The bottomline of the Supreme Court decision in Zadvydas v. Davis is that an alien who has committed crimes that would normally require an order of deportation cannot be held in custody for more than six months awaiting deportation if there is no prospect for a location where he or she may be deported to. We don’t send Somalis back to Somalia. Although as one reader pointed out, why don’t we if the Saudis do and as Canada has done.
This Star Tribune article argues that Somali refugee, Omar Mohamed Kalmio, would have been deported by now and not implicated in the murder of four in North Dakota (as of this moment, I do not think any charges have been filed against the ‘person of interest’) had we sent him back to Somalia (or somewhere).
Under usual circumstances involving an immigrant with a violent criminal record, the man — suspect or not — would probably not have been in the United States when the killings happened.
He has an extensive criminal record in Minnesota.
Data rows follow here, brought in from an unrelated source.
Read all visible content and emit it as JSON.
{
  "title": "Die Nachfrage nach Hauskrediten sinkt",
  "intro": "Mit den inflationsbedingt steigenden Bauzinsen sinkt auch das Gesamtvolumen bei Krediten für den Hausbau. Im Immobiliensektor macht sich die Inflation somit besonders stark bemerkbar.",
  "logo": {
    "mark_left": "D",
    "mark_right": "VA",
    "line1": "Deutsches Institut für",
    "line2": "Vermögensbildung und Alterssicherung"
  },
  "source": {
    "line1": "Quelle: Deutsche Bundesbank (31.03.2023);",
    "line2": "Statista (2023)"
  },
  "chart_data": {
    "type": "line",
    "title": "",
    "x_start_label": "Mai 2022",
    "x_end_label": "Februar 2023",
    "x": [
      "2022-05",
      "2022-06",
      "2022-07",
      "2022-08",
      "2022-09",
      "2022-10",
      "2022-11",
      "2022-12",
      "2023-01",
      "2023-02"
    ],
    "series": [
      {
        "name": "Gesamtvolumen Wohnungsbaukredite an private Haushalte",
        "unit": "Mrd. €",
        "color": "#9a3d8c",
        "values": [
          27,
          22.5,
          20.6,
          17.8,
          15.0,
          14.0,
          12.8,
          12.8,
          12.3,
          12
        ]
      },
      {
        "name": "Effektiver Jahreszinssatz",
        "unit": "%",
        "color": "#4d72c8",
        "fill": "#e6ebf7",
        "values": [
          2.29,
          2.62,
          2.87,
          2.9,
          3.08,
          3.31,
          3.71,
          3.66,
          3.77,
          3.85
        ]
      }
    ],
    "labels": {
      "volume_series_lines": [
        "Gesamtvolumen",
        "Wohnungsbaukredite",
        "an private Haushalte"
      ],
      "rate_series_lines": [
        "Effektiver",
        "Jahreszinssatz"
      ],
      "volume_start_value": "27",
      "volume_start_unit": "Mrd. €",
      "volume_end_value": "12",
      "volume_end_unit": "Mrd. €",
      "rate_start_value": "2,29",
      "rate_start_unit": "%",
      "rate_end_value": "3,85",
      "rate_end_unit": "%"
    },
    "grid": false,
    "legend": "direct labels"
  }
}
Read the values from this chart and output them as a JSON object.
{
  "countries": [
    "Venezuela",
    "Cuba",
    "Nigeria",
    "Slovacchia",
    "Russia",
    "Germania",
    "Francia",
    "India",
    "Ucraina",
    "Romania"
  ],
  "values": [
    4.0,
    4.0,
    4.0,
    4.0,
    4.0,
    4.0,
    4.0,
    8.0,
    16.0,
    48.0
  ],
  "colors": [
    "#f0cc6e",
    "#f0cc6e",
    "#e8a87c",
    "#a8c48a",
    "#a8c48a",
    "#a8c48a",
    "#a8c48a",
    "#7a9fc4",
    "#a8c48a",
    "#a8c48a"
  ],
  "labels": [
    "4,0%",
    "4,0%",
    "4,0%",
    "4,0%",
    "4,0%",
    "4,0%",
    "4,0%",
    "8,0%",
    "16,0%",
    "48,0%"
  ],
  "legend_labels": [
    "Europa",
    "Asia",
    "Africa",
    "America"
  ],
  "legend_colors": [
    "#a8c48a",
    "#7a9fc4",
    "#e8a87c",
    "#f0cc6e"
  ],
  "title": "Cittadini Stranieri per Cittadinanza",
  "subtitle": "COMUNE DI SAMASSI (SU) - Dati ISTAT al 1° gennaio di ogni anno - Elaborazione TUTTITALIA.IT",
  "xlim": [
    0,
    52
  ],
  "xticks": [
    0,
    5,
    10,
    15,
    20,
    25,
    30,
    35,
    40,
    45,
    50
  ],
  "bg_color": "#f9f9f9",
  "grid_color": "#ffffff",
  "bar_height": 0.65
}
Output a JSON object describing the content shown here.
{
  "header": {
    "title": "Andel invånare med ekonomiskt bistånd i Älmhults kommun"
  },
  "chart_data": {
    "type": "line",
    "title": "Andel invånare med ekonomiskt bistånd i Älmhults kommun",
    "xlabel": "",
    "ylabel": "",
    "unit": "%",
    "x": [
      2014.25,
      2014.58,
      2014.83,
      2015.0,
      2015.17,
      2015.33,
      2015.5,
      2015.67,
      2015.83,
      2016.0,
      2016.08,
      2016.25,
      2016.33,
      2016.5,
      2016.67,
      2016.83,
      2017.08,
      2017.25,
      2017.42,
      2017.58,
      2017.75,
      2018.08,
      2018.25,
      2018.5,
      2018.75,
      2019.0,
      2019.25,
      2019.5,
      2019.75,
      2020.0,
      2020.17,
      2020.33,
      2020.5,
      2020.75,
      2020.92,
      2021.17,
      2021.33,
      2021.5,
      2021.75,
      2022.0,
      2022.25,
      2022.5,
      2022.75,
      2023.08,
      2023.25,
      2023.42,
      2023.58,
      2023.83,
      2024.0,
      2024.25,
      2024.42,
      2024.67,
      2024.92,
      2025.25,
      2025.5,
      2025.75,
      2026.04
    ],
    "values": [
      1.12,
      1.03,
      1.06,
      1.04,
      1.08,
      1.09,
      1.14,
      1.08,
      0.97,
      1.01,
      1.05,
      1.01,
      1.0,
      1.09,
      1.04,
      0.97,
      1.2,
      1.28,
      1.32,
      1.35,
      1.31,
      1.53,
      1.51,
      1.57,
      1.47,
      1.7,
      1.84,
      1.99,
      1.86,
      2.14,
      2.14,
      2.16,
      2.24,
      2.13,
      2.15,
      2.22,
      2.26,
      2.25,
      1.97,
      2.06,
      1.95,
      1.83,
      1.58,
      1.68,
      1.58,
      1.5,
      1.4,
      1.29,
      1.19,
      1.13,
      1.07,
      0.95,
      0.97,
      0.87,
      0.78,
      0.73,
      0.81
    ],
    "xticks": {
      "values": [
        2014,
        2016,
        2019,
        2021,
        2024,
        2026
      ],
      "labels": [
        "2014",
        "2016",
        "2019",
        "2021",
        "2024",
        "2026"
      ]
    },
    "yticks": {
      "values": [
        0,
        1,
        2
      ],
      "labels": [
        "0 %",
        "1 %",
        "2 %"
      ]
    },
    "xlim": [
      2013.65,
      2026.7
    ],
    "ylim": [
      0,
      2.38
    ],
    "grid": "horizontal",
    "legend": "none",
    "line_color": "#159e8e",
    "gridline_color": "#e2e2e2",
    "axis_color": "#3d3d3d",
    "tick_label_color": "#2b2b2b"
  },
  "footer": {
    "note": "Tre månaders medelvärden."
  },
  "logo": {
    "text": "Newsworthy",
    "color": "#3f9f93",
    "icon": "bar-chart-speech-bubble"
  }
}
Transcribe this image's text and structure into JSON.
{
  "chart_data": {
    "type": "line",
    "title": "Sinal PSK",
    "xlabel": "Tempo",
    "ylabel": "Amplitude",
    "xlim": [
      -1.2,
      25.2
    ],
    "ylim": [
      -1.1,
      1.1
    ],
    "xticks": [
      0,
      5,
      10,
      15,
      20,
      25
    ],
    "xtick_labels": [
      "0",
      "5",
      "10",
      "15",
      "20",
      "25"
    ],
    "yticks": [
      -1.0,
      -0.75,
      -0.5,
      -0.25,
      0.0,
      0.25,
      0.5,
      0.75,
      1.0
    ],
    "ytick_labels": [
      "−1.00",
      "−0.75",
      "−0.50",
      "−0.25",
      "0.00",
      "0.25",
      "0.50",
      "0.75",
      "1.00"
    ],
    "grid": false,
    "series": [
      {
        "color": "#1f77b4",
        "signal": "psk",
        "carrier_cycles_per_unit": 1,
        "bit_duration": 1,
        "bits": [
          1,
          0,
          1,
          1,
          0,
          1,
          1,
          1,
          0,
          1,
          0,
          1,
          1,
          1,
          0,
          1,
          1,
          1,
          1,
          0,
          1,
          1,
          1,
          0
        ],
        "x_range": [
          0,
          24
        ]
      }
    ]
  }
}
His most serious offense occurred in January 2006, when he stabbed another male during an altercation in an apartment building entry near Cedar and Riverside Avenues in Minneapolis.
According to the charges, several others were involved in that assault, which left the victim with a collapsed lung, a concussion and stab wounds to his right eye, right shoulder and back.
In June 2006, the man pleaded guilty in Hennepin County to second-degree assault with a dangerous weapon, a felony. He was sentenced to one year and one day in prison with credit for 143 days served. He finished his state prison term in January 2007.
It is the practice of immigration officials to begin deportation proceedings immediately after an alien offender is released from local or state custody. But that gets dicier when dealing with offenders from countries that either refuse to take them back or do not have formal relations with the United States.
Somalis can still be under deportation orders, but those orders are not acted upon.
When asked whether officials obtained a deportation order regarding the man, immigration officials referred to a June 2001 ruling by the U.S. Supreme Court.
In that ruling, a Lithuanian man with a long criminal record who had been ordered deported could not be deported because no country would accept him. Yet, the high court ruled, U.S. officials could also not keep him locked up indefinitely. Generally, the court ruled, such offenders cannot be detained for more than six months.
This also means that the Seattle Somali who was sentenced to six years for the beating and torture of a white teen will be out on your streets (anywhere in America) in six years.